La chapelle Sainte-Anne

Les travaux de restauration de la chapelle Sainte-Anne, emblème culturel fort du patrimoine fouesnantais ont débuté en décembre 2018 et s’achèveront en 2021.

La rénovation se déroule en 3 temps. La première année de travaux concernait le transept, le chœur et la toiture de la sacristie. Cette année, c’est au tour de la nef d’être rénovée. Le retable et le clocher seront restaurés en 2021. La rénovation de ce type de bâtiment demande des qualifications très spécifiques. Il est en effet nécessaire de maîtriser un savoir-faire ancestral, de respecter les manières de faire, les constructions d’époque. C’est pourquoi les entreprises présentes sur le chantier sont des entreprises agréées.

Les travaux de 2018/2019

En fin d’année 2018, un parapluie a été installé 1,80m au dessus du faîtage*. Les ardoises ont été retirées, l’état sanitaire de la charpente a été effectué. Le bois est travaillé dans les ateliers de l’entreprise en charge de la rénovation, puis amené sur le site de la chapelle. La charpente a été entièrement mise à nu. Des greffes de bois et le renforcement de la charpente ont été réalisés. Le but est de conserver le maximum de pièces saines de l’époque, pour respecter l’histoire du monument.
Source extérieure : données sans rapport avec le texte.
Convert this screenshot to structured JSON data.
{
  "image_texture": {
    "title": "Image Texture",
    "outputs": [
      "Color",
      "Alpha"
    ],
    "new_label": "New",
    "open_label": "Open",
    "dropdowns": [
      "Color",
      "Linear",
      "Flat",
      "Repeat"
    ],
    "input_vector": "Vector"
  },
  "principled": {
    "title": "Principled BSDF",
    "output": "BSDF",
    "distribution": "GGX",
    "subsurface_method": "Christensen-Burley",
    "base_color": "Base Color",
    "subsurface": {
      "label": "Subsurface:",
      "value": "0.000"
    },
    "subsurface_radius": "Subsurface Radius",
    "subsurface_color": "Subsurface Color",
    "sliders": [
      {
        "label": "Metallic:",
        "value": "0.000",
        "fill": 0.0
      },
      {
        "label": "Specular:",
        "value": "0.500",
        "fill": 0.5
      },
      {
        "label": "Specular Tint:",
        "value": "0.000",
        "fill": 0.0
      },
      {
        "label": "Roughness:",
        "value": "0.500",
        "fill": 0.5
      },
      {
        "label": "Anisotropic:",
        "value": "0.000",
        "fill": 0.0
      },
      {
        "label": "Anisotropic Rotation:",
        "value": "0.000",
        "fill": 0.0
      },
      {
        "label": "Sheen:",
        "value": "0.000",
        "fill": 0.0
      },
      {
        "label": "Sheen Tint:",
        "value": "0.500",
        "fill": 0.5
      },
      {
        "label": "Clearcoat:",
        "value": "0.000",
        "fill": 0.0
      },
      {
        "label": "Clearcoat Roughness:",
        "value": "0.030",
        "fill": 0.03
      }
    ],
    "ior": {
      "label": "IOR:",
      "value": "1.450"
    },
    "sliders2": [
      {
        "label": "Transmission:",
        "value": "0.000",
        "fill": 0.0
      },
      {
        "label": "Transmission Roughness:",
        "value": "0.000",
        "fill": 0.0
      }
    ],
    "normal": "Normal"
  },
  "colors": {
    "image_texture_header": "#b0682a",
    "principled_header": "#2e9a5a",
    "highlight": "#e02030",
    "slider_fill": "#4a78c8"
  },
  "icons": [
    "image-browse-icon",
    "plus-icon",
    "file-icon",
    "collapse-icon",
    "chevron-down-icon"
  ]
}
Les ardoises ont également été déposées, et ramenées en atelier, où elles seront taillées puis repercées, avant d’être replacées sur une volige* de 27 mm d’épaisseur. Les clous forgés d’origine sont remplacés par des clous en cuivre puisqu’ils tiennent beaucoup mieux dans le temps. Les joints de faîtage quant à eux seront de la même couleur que les joints de pierre pour que l’ensemble soit homogène.

* Le faîte est la ligne de rencontre haute de deux versants d’une toiture. Le faîtage est l’ouvrage qui permet de joindre ces deux parties. Il doit assurer l’étanchéité de la couverture d’un bâtiment, ainsi que sa solidité.
* La volige est un produit rectangulaire du sciage du bois, destiné à réaliser un plancher continu pour supporter les matériaux de couverture de toiture.

La DRAC (Direction Régionale des Affaires Culturelles), le Conseil Départemental, la Région Bretagne, la fondation du Patrimoine et la mairie financent ce projet qui s’élève à 1,5 million d’euros TTC.